Wednesday, February 21, 2007

Getting to the Marrow

by Troy Chapman

(published March 06)

I recently restarted my ethics workshop here at the prison. After all the administrative junk to get it ready and approved I walk into that first session and face a room full of men and feel like I’m looking at a rich quilt. Each face is a patch that has suffered hardship. Maybe it belonged to a garment that was discarded but then someone realized there’s still good material here that can be part of something else. All these patches, cut, shaped, and sewn together with love by an unseen hand, can become something more than any of them can be alone.

I made it a point to invite Muslims, Buddhists and Christians, as well as those who aren’t associated with any religion. Some I’ve known for years, some I’ve just met. They come looking for answers, these men who’ve lost their families, their freedom, their shot in life (some have been in prison for decades and are old men now). They come wondering if there’s some knowledge that can make sense of and give meaning to their journey.

I’m touched by the trust they show me by sitting in the school desk-chairs and allowing me to “lead” them in the class. Our collective brokenness makes us brothers — as does the hope we share, hope that we can he better people.

I talk about goodness and tell them we’re going to stay away from an “academic” study of ethics. We’re just going to talk about what it means to live decent lives in the real world. They nod their heads telling me this is right. I tell them I have no magic formulas or special knowledge (they know this already, I presume, but I’m letting them know I’m under no illusions about my own genius). All I know is that when people get together, with all their differences and shortcomings, to talk about the kind of things we’re going to talk about, something happens. Something bigger than the parts that are so joined.

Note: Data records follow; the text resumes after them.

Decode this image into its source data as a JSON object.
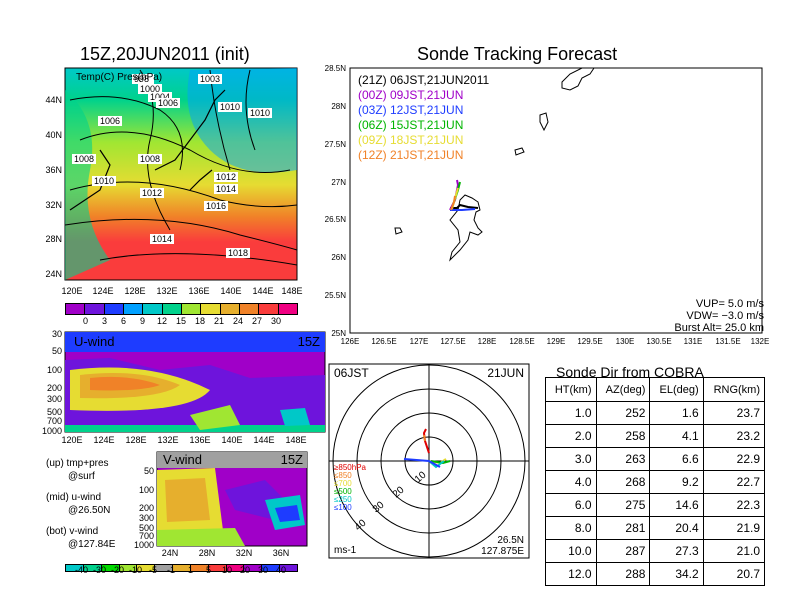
{
  "main_map": {
    "title": "15Z,20JUN2011 (init)",
    "label": "Temp(C) Pres(hPa)",
    "lat_ticks": [
      "24N",
      "28N",
      "32N",
      "36N",
      "40N",
      "44N"
    ],
    "lon_ticks": [
      "120E",
      "124E",
      "128E",
      "132E",
      "136E",
      "140E",
      "144E",
      "148E"
    ],
    "isobars": [
      "998",
      "1000",
      "1004",
      "1006",
      "1003",
      "1006",
      "1010",
      "1010",
      "1008",
      "1008",
      "1010",
      "1012",
      "1012",
      "1014",
      "1016",
      "1014",
      "1018"
    ],
    "temp_colorbar": [
      "0",
      "3",
      "6",
      "9",
      "12",
      "15",
      "18",
      "21",
      "24",
      "27",
      "30"
    ]
  },
  "u_wind": {
    "label": "U-wind",
    "time": "15Z",
    "p_ticks": [
      "30",
      "50",
      "100",
      "200",
      "300",
      "500",
      "700",
      "1000"
    ],
    "lon_ticks": [
      "120E",
      "124E",
      "128E",
      "132E",
      "136E",
      "140E",
      "144E",
      "148E"
    ]
  },
  "v_wind": {
    "label": "V-wind",
    "time": "15Z",
    "p_ticks": [
      "50",
      "100",
      "200",
      "300",
      "500",
      "700",
      "1000"
    ],
    "lat_ticks": [
      "24N",
      "28N",
      "32N",
      "36N"
    ]
  },
  "wind_colorbar": [
    "-40",
    "-30",
    "-20",
    "-10",
    "-5",
    "-1",
    "1",
    "5",
    "10",
    "20",
    "30",
    "40"
  ],
  "side_notes": [
    {
      "line1": "(up) tmp+pres",
      "line2": "@surf"
    },
    {
      "line1": "(mid) u-wind",
      "line2": "@26.50N"
    },
    {
      "line1": "(bot) v-wind",
      "line2": "@127.84E"
    }
  ],
  "tracking": {
    "title": "Sonde Tracking Forecast",
    "lat_ticks": [
      "25N",
      "25.5N",
      "26N",
      "26.5N",
      "27N",
      "27.5N",
      "28N",
      "28.5N"
    ],
    "lon_ticks": [
      "126E",
      "126.5E",
      "127E",
      "127.5E",
      "128E",
      "128.5E",
      "129E",
      "129.5E",
      "130E",
      "130.5E",
      "131E",
      "131.5E",
      "132E"
    ],
    "legend": [
      {
        "text": "(21Z)  06JST,21JUN2011",
        "color": "#000000"
      },
      {
        "text": "(00Z)  09JST,21JUN",
        "color": "#a000c8"
      },
      {
        "text": "(03Z)  12JST,21JUN",
        "color": "#1e3cff"
      },
      {
        "text": "(06Z)  15JST,21JUN",
        "color": "#00b400"
      },
      {
        "text": "(09Z)  18JST,21JUN",
        "color": "#e6dc32"
      },
      {
        "text": "(12Z)  21JST,21JUN",
        "color": "#f08228"
      }
    ],
    "params": [
      "VUP=  5.0 m/s",
      "VDW= −3.0 m/s",
      "Burst Alt=  25.0 km"
    ]
  },
  "polar": {
    "time_label": "06JST",
    "date_label": "21JUN",
    "ring_labels": [
      "10",
      "20",
      "30",
      "40"
    ],
    "unit": "ms-1",
    "loc_lat": "26.5N",
    "loc_lon": "127.875E",
    "levels": [
      {
        "text": "≥850hPa",
        "color": "#e00000"
      },
      {
        "text": "≤850",
        "color": "#f08228"
      },
      {
        "text": "≤700",
        "color": "#e6dc32"
      },
      {
        "text": "≤500",
        "color": "#00b400"
      },
      {
        "text": "≤250",
        "color": "#00c8c8"
      },
      {
        "text": "≤100",
        "color": "#1e3cff"
      }
    ]
  },
  "sonde_table": {
    "title": "Sonde Dir from COBRA",
    "headers": [
      "HT(km)",
      "AZ(deg)",
      "EL(deg)",
      "RNG(km)"
    ],
    "rows": [
      [
        "1.0",
        "252",
        "1.6",
        "23.7"
      ],
      [
        "2.0",
        "258",
        "4.1",
        "23.2"
      ],
      [
        "3.0",
        "263",
        "6.6",
        "22.9"
      ],
      [
        "4.0",
        "268",
        "9.2",
        "22.7"
      ],
      [
        "6.0",
        "275",
        "14.6",
        "22.3"
      ],
      [
        "8.0",
        "281",
        "20.4",
        "21.9"
      ],
      [
        "10.0",
        "287",
        "27.3",
        "21.0"
      ],
      [
        "12.0",
        "288",
        "34.2",
        "20.7"
      ]
    ]
  },
  "colors": {
    "temp_scale": [
      "#a000c8",
      "#6e14dc",
      "#1e3cff",
      "#00a0ff",
      "#00c8c8",
      "#00d28c",
      "#a0e632",
      "#e6dc32",
      "#e6af2d",
      "#f08228",
      "#fa3c3c",
      "#f00082"
    ],
    "wind_scale": [
      "#00c8c8",
      "#00d28c",
      "#00dc00",
      "#a0e632",
      "#e6dc32",
      "#a0a0a0",
      "#e6af2d",
      "#f08228",
      "#fa3c3c",
      "#f00082",
      "#a000c8",
      "#1e3cff",
      "#6e14dc"
    ]
  }
}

It’s as if the answers we seek are hidden in the spaces between us and when we listen, really listen to one another and speak honestly, things become clear. Wordless things mostly, but things about the marrow of life.

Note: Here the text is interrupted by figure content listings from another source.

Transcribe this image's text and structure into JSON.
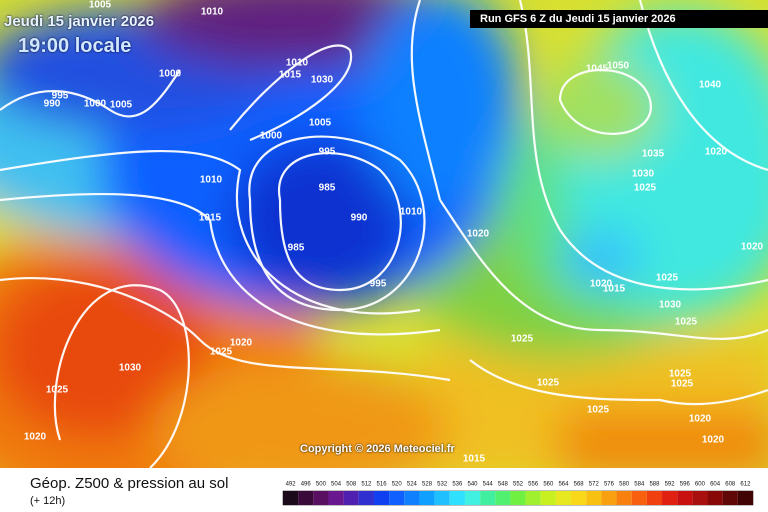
{
  "header": {
    "date": "Jeudi 15 janvier 2026",
    "time": "19:00 locale",
    "run": "Run GFS 6 Z du Jeudi 15 janvier 2026"
  },
  "isobar_labels": [
    "1005",
    "1010",
    "1000",
    "995",
    "990",
    "1000",
    "1005",
    "1010",
    "1015",
    "1030",
    "1000",
    "1005",
    "995",
    "985",
    "990",
    "985",
    "1010",
    "1015",
    "1010",
    "995",
    "1020",
    "1045",
    "1050",
    "1040",
    "1035",
    "1030",
    "1025",
    "1020",
    "1020",
    "1015",
    "1030",
    "1025",
    "1025",
    "1020",
    "1025",
    "1025",
    "1025",
    "1025",
    "1025",
    "1020",
    "1020",
    "1020",
    "1025",
    "1030",
    "1025",
    "1020",
    "1015"
  ],
  "copyright": "Copyright © 2026 Meteociel.fr",
  "footer": {
    "title": "Géop. Z500 & pression au sol",
    "subtitle": "(+ 12h)",
    "colorbar_labels": [
      492,
      496,
      500,
      504,
      508,
      512,
      516,
      520,
      524,
      528,
      532,
      536,
      540,
      544,
      548,
      552,
      556,
      560,
      564,
      568,
      572,
      576,
      580,
      584,
      588,
      592,
      596,
      600,
      604,
      608,
      612
    ]
  }
}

The men ask questions — what about this, what about that? But the information exchange is a subtext. The real exchange is of ourselves — a bit of me for a bit of you — never spoken, but seen in the eyes.

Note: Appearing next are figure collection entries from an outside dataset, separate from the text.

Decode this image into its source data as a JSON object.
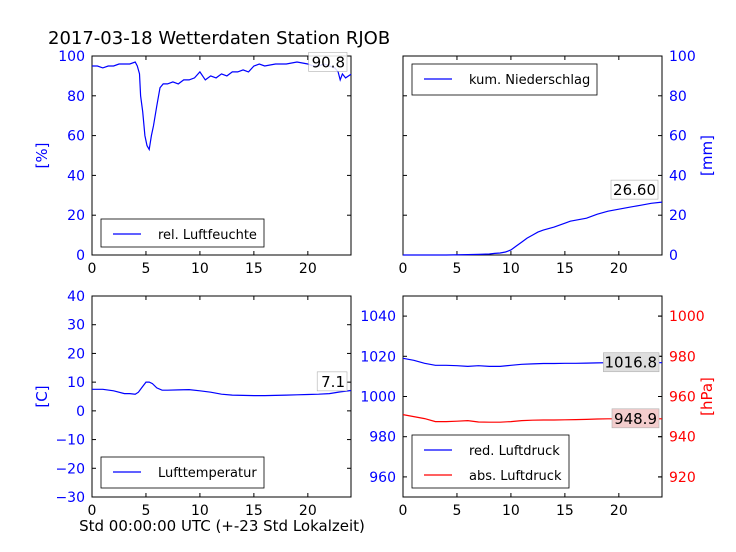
{
  "title": "2017-03-18 Wetterdaten Station RJOB",
  "xlabel": "Std 00:00:00 UTC (+-23 Std Lokalzeit)",
  "colors": {
    "blue": "#0000ff",
    "red": "#ff0000",
    "axis": "#000000"
  },
  "chart_data": [
    {
      "type": "line",
      "panel": "top-left",
      "legend_label": "rel. Luftfeuchte",
      "legend_placement": "lower-left",
      "ylabel": "[%]",
      "ylabel_side": "left",
      "xlim": [
        0,
        24
      ],
      "ylim": [
        0,
        100
      ],
      "xticks": [
        0,
        5,
        10,
        15,
        20
      ],
      "yticks": [
        0,
        20,
        40,
        60,
        80,
        100
      ],
      "ytick_color": "#0000ff",
      "annotation": "90.8",
      "series": [
        {
          "name": "rel. Luftfeuchte",
          "color": "#0000ff",
          "x": [
            0,
            0.5,
            1,
            1.5,
            2,
            2.5,
            3,
            3.5,
            4,
            4.2,
            4.4,
            4.5,
            4.7,
            4.9,
            5.1,
            5.3,
            5.5,
            5.7,
            6,
            6.3,
            6.6,
            7,
            7.5,
            8,
            8.5,
            9,
            9.5,
            10,
            10.5,
            11,
            11.5,
            12,
            12.5,
            13,
            13.5,
            14,
            14.5,
            15,
            15.5,
            16,
            17,
            18,
            19,
            20,
            20.5,
            21,
            21.5,
            22,
            22.5,
            22.8,
            23,
            23.2,
            23.5,
            24
          ],
          "y": [
            95,
            95,
            94,
            95,
            95,
            96,
            96,
            96,
            97,
            95,
            91,
            80,
            72,
            60,
            55,
            53,
            60,
            65,
            75,
            84,
            86,
            86,
            87,
            86,
            88,
            88,
            89,
            92,
            88,
            90,
            89,
            91,
            90,
            92,
            92,
            93,
            92,
            95,
            96,
            95,
            96,
            96,
            97,
            96,
            95,
            95,
            96,
            95,
            94,
            92,
            88,
            91,
            89,
            90.8
          ]
        }
      ]
    },
    {
      "type": "line",
      "panel": "top-right",
      "legend_label": "kum. Niederschlag",
      "legend_placement": "upper-left",
      "ylabel": "[mm]",
      "ylabel_side": "right",
      "xlim": [
        0,
        24
      ],
      "ylim": [
        0,
        100
      ],
      "xticks": [
        0,
        5,
        10,
        15,
        20
      ],
      "yticks": [
        0,
        20,
        40,
        60,
        80,
        100
      ],
      "ytick_color": "#0000ff",
      "annotation": "26.60",
      "series": [
        {
          "name": "kum. Niederschlag",
          "color": "#0000ff",
          "x": [
            0,
            2,
            4,
            6,
            7,
            8,
            8.5,
            9,
            9.5,
            10,
            10.5,
            11,
            11.5,
            12,
            12.5,
            13,
            14,
            15,
            15.5,
            16,
            17,
            18,
            19,
            20,
            21,
            22,
            23,
            24
          ],
          "y": [
            0,
            0,
            0,
            0.2,
            0.3,
            0.5,
            0.8,
            1,
            1.5,
            2.5,
            4.5,
            6.5,
            8.5,
            10,
            11.5,
            12.5,
            14,
            16,
            17,
            17.5,
            18.5,
            20.5,
            22,
            23,
            24,
            25,
            26,
            26.6
          ]
        }
      ]
    },
    {
      "type": "line",
      "panel": "bottom-left",
      "legend_label": "Lufttemperatur",
      "legend_placement": "lower-left",
      "ylabel": "[C]",
      "ylabel_side": "left",
      "xlim": [
        0,
        24
      ],
      "ylim": [
        -30,
        40
      ],
      "xticks": [
        0,
        5,
        10,
        15,
        20
      ],
      "yticks": [
        -30,
        -20,
        -10,
        0,
        10,
        20,
        30,
        40
      ],
      "ytick_color": "#0000ff",
      "annotation": "7.1",
      "series": [
        {
          "name": "Lufttemperatur",
          "color": "#0000ff",
          "x": [
            0,
            1,
            2,
            3,
            3.5,
            4,
            4.3,
            4.6,
            5,
            5.3,
            5.6,
            6,
            6.5,
            7,
            8,
            9,
            10,
            11,
            12,
            13,
            14,
            15,
            16,
            17,
            18,
            19,
            20,
            21,
            22,
            23,
            24
          ],
          "y": [
            7.5,
            7.5,
            7,
            6,
            6,
            5.8,
            6.5,
            8,
            10,
            10,
            9.5,
            8,
            7.2,
            7.2,
            7.3,
            7.4,
            7,
            6.5,
            5.8,
            5.5,
            5.4,
            5.3,
            5.3,
            5.4,
            5.5,
            5.6,
            5.7,
            5.8,
            6,
            6.6,
            7.1
          ]
        }
      ]
    },
    {
      "type": "line",
      "panel": "bottom-right",
      "legend_placement": "lower-left",
      "ylabel": "[hPa]",
      "ylabel_side": "right",
      "ylabel_color": "#ff0000",
      "xlim": [
        0,
        24
      ],
      "ylim": [
        950,
        1050
      ],
      "ylim_right": [
        910,
        1010
      ],
      "xticks": [
        0,
        5,
        10,
        15,
        20
      ],
      "yticks": [
        960,
        980,
        1000,
        1020,
        1040
      ],
      "yticks_right": [
        920,
        940,
        960,
        980,
        1000
      ],
      "ytick_color": "#0000ff",
      "ytick_color_right": "#ff0000",
      "annotation_left": "1016.8",
      "annotation_right": "948.9",
      "series": [
        {
          "name": "red. Luftdruck",
          "color": "#0000ff",
          "axis": "left",
          "x": [
            0,
            1,
            2,
            3,
            4,
            5,
            6,
            7,
            8,
            9,
            10,
            11,
            12,
            13,
            14,
            15,
            16,
            17,
            18,
            19,
            20,
            21,
            22,
            23,
            24
          ],
          "y": [
            1019,
            1018,
            1016.5,
            1015.5,
            1015.5,
            1015.3,
            1015,
            1015.3,
            1015,
            1015,
            1015.5,
            1016,
            1016.2,
            1016.4,
            1016.4,
            1016.5,
            1016.5,
            1016.6,
            1016.7,
            1016.8,
            1016.8,
            1016.7,
            1016.8,
            1016.9,
            1016.8
          ]
        },
        {
          "name": "abs. Luftdruck",
          "color": "#ff0000",
          "axis": "right",
          "x": [
            0,
            1,
            2,
            3,
            4,
            5,
            6,
            7,
            8,
            9,
            10,
            11,
            12,
            13,
            14,
            15,
            16,
            17,
            18,
            19,
            20,
            21,
            22,
            23,
            24
          ],
          "y": [
            951,
            950,
            949,
            947.5,
            947.5,
            947.7,
            948,
            947.3,
            947.2,
            947.2,
            947.5,
            948,
            948.2,
            948.3,
            948.3,
            948.4,
            948.5,
            948.6,
            948.8,
            948.9,
            948.9,
            948.8,
            948.9,
            949,
            948.9
          ]
        }
      ]
    }
  ]
}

We talk about what we can do for the younger guys coming into prison. We all shake our heads when we think about them. So young and confused and strutting — trying desperately to figure out how to be men. After we talk about ideas for a while and get ourselves centered as a group, we’re going to split into teams to come up with ideas for reaching out, selling our message to others.

Simple stuff. Just caring together and deciding to try to do something about it, even something small. I’ll keep you updated on our progress.

Practical action: Have a conversation with someone about our world and what ordinary people can do to realign things. This can be informal with one person, or more formally with a small group that sits down over coffee. Let me know what you come up with if you try it.